2 Then David said, “I will show kindness to Hanun the son of Nahash, just as his father showed kindness to me.” So David sent some of his servants to console him concerning his father. But when David’s servants came to the land of the Ammonites,
3 the princes of the Ammonites said to Hanun their lord, “Do you think that David is honoring your father because he has sent consolers to you? Has David not sent his servants to you in order to search the city, to spy it out and overthrow it?” (2 Samuel 10:2-4)
My only reading language is English, and I am reading and researching the New American Standard Bible.
This was in my regular study today, and my study of I Samuel is recent enough that the reference to a "showing of kindness" to David confused me.

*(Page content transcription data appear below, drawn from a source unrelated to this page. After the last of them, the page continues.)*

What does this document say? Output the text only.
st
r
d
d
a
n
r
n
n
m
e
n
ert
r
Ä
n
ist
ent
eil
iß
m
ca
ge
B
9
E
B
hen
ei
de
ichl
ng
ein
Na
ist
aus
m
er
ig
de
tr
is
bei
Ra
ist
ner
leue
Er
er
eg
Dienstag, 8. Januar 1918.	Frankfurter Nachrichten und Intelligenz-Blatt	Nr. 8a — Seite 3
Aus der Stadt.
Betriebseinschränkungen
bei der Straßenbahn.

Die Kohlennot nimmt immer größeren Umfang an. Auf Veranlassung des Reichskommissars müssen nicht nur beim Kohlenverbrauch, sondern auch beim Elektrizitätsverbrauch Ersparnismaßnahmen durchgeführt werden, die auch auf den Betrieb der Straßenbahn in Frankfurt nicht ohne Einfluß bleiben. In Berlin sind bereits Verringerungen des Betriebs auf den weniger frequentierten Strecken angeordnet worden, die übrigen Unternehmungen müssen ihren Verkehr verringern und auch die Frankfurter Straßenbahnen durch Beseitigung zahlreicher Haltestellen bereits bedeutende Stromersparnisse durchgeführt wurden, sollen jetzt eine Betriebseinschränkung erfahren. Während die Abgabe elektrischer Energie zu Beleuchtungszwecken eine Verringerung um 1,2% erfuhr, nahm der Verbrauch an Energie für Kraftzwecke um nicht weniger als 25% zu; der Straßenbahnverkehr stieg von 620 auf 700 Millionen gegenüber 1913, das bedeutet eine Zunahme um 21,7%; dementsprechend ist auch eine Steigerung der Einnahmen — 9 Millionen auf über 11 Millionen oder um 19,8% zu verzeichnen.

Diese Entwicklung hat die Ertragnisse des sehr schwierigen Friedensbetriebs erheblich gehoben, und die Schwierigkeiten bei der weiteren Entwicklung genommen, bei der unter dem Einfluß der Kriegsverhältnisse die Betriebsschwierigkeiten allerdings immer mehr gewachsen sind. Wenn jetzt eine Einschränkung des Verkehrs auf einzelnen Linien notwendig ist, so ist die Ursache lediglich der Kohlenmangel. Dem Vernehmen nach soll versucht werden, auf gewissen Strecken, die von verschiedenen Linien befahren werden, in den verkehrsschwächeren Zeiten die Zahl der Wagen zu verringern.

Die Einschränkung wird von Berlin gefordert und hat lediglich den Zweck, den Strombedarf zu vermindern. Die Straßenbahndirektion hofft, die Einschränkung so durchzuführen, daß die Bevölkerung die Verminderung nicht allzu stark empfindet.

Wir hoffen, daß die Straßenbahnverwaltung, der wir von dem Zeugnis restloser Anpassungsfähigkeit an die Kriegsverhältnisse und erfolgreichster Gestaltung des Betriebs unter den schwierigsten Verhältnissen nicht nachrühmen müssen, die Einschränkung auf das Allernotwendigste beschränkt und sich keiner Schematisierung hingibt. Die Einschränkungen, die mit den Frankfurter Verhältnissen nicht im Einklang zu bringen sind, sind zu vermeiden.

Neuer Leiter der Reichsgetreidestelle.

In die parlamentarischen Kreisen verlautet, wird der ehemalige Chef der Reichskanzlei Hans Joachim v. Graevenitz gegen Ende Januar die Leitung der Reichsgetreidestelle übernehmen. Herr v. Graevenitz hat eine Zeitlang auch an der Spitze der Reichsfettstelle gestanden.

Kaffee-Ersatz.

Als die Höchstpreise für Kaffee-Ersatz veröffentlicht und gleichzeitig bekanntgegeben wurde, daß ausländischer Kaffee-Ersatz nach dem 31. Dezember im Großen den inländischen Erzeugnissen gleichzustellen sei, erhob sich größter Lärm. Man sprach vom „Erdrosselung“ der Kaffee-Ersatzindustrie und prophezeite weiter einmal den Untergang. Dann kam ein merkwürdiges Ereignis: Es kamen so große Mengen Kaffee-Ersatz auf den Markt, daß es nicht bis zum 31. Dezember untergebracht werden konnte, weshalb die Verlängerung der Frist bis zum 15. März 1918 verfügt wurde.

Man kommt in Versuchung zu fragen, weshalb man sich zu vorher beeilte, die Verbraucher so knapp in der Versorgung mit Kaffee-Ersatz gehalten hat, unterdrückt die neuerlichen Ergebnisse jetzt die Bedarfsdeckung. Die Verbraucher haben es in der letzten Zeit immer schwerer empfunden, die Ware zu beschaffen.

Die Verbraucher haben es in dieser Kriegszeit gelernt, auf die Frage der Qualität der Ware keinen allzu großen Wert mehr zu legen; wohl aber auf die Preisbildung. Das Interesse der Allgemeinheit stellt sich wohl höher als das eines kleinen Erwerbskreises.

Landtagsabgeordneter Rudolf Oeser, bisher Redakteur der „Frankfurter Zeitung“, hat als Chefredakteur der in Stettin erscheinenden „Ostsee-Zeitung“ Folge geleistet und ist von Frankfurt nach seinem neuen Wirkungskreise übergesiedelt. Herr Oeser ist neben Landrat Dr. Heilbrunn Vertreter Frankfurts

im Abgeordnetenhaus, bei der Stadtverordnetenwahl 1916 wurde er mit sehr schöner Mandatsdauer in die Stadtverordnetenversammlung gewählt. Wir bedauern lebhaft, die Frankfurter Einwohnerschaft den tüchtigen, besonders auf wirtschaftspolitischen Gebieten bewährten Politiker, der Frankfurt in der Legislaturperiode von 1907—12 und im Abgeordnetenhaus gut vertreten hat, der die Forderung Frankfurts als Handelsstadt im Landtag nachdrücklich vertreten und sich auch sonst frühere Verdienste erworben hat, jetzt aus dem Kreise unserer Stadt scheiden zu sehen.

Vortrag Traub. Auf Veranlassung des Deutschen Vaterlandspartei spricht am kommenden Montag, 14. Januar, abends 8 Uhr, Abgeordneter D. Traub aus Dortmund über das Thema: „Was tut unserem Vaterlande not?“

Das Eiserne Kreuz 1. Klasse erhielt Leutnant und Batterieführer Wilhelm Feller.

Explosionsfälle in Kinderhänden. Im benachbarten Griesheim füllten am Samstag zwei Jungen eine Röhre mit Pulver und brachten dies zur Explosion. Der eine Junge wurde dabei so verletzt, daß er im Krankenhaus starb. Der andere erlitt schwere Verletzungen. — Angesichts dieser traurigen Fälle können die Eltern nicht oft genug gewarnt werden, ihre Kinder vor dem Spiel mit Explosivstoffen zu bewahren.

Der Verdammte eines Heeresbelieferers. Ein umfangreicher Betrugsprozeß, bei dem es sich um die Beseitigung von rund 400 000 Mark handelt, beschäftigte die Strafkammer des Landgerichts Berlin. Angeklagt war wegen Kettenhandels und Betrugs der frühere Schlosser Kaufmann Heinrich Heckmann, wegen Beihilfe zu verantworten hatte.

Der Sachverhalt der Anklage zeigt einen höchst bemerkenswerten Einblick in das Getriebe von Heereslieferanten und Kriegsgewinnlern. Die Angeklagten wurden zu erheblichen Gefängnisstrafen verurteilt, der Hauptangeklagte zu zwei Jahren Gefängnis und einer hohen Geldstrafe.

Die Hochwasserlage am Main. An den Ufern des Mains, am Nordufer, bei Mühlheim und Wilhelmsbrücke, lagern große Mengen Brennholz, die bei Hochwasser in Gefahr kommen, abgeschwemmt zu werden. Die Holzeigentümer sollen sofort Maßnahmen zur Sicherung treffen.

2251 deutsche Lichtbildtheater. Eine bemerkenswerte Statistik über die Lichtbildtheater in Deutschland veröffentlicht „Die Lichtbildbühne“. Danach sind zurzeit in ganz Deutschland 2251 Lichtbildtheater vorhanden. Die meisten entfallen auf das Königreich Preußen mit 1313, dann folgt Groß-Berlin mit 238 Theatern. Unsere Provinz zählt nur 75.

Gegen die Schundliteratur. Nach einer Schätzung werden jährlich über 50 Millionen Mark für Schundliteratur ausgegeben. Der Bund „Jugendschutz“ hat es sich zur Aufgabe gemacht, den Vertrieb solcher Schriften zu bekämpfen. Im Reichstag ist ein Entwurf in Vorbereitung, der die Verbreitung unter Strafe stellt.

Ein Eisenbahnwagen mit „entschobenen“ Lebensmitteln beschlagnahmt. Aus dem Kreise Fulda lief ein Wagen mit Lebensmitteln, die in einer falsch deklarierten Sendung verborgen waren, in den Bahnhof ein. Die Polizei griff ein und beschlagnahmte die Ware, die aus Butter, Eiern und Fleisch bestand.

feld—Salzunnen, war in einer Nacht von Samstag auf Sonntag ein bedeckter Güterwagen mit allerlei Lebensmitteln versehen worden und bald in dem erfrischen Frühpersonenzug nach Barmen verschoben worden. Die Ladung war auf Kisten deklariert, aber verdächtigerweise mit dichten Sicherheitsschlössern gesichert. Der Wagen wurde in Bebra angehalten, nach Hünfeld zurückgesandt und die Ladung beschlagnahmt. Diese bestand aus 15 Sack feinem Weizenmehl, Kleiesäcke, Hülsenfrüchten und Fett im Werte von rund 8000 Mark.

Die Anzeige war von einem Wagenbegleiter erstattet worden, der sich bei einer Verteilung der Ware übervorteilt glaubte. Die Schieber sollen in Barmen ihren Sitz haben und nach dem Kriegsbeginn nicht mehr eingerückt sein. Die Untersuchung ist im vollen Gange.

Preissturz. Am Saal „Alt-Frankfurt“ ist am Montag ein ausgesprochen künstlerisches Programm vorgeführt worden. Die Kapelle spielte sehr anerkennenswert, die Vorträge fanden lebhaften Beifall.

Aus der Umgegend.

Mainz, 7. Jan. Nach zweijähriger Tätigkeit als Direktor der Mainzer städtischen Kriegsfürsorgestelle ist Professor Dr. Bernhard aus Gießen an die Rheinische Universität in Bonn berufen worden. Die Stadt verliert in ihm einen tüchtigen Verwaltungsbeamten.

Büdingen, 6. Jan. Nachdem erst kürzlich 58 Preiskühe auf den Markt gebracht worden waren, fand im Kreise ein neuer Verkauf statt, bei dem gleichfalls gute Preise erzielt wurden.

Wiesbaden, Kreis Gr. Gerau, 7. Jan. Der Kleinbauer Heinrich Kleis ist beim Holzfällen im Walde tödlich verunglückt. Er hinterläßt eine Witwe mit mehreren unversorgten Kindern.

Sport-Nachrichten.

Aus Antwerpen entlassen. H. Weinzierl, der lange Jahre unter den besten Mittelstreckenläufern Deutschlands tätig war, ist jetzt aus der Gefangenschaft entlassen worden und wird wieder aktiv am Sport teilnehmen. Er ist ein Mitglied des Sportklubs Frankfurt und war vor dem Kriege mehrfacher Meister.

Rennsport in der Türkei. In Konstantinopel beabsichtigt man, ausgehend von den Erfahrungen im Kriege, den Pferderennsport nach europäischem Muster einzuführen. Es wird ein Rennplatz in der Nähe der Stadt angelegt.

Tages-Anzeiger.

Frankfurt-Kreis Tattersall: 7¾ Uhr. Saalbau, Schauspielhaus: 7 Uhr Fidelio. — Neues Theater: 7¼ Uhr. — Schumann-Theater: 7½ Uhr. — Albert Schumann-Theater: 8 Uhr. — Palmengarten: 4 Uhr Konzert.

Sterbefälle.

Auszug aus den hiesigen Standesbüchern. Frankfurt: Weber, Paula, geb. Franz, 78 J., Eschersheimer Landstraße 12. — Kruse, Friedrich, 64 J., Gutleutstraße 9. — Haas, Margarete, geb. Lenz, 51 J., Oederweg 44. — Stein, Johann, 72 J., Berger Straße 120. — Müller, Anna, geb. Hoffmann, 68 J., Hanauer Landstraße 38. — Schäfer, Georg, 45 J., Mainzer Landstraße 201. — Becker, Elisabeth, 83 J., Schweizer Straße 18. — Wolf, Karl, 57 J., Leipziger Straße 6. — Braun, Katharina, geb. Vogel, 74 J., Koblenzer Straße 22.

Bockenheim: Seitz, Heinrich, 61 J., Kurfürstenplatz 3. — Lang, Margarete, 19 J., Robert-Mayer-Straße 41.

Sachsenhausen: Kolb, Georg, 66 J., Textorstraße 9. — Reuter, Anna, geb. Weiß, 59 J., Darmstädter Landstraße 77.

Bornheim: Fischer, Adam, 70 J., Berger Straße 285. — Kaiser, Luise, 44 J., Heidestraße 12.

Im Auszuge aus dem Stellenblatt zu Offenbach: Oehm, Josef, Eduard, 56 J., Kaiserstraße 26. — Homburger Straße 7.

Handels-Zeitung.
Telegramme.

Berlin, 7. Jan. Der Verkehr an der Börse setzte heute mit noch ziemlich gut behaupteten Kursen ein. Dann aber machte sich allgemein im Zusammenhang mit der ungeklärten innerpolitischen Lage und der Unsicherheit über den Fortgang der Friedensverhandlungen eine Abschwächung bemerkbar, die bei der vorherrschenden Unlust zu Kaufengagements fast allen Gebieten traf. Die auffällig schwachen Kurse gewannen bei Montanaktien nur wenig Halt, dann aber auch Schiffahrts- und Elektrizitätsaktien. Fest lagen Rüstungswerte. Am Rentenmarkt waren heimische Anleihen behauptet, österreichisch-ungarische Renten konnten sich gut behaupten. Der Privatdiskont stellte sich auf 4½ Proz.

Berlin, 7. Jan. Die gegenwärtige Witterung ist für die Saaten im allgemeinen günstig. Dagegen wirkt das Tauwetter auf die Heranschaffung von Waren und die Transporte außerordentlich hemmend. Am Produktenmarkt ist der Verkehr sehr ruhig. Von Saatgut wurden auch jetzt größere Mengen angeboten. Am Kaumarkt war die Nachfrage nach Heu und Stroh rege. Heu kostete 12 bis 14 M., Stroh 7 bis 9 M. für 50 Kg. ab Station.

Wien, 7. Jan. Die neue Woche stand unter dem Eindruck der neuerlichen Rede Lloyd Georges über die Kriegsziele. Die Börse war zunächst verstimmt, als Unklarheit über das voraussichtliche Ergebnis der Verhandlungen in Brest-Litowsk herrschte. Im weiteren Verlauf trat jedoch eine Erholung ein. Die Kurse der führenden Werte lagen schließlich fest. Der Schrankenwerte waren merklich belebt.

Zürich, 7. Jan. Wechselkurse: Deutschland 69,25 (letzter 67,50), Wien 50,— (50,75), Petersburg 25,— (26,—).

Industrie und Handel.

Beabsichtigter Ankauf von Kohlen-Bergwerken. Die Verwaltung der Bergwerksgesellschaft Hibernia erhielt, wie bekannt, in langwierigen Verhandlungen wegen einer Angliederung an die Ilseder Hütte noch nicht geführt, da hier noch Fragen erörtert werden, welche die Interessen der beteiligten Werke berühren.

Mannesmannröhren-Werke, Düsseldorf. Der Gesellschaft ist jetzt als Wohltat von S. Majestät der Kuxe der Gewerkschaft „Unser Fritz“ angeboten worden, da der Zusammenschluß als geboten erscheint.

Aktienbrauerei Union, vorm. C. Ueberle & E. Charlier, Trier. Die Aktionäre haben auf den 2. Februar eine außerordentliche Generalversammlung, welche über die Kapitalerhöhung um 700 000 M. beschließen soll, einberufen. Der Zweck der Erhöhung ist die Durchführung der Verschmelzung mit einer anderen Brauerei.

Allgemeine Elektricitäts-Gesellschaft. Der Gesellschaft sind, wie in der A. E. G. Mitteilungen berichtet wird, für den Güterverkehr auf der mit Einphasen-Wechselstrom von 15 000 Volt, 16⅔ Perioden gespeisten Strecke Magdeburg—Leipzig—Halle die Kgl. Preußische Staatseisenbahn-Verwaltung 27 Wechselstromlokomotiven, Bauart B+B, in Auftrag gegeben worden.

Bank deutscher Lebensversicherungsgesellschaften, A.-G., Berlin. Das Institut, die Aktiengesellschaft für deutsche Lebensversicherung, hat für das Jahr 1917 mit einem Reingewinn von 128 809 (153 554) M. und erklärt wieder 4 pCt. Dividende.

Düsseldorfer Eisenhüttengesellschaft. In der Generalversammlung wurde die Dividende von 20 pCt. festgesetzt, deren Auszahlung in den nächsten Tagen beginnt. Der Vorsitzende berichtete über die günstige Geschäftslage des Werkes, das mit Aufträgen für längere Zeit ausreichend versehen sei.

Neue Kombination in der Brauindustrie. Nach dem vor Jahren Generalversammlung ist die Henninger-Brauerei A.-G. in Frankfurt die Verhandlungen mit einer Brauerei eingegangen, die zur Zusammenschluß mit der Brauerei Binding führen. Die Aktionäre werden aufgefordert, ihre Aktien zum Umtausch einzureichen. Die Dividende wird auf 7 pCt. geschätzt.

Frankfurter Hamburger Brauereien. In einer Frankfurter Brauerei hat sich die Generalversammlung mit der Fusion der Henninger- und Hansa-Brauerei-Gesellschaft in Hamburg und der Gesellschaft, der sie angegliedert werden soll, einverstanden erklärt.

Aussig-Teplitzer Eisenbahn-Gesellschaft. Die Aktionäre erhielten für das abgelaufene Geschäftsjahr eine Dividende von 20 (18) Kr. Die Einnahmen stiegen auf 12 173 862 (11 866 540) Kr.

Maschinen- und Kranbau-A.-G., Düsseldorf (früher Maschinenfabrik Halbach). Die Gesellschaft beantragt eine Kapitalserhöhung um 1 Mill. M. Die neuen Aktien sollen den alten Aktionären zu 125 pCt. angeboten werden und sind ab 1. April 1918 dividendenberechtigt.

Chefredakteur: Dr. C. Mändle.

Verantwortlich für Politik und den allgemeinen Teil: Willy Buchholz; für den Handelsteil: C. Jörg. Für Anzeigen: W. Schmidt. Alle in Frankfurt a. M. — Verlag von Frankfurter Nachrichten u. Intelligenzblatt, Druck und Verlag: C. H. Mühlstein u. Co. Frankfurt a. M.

Searching for an act of kindness. I find no reference to Nahash (or any other Ammonite king) showing kindness to David.
Searching for Nahash, king of Ammonites. In I Samuel 11, it is Nahash's siege of Jabesh-Gilead that brings in Saul as a deliverer, and thus sets him on the throne, which ultimately leads to David ascending to the throne of the united kingdom forty years later. That might be stretched enough to call it a kindness, but I would have questions about the wisdom of an ethics professor who presented that theory of kindness to me in a classroom setting.
At any rate, that happened before David was born.
Is it possible that David is being ironic (or something else) when he sends the servants? Was he, in fact, sending them to spy out the land?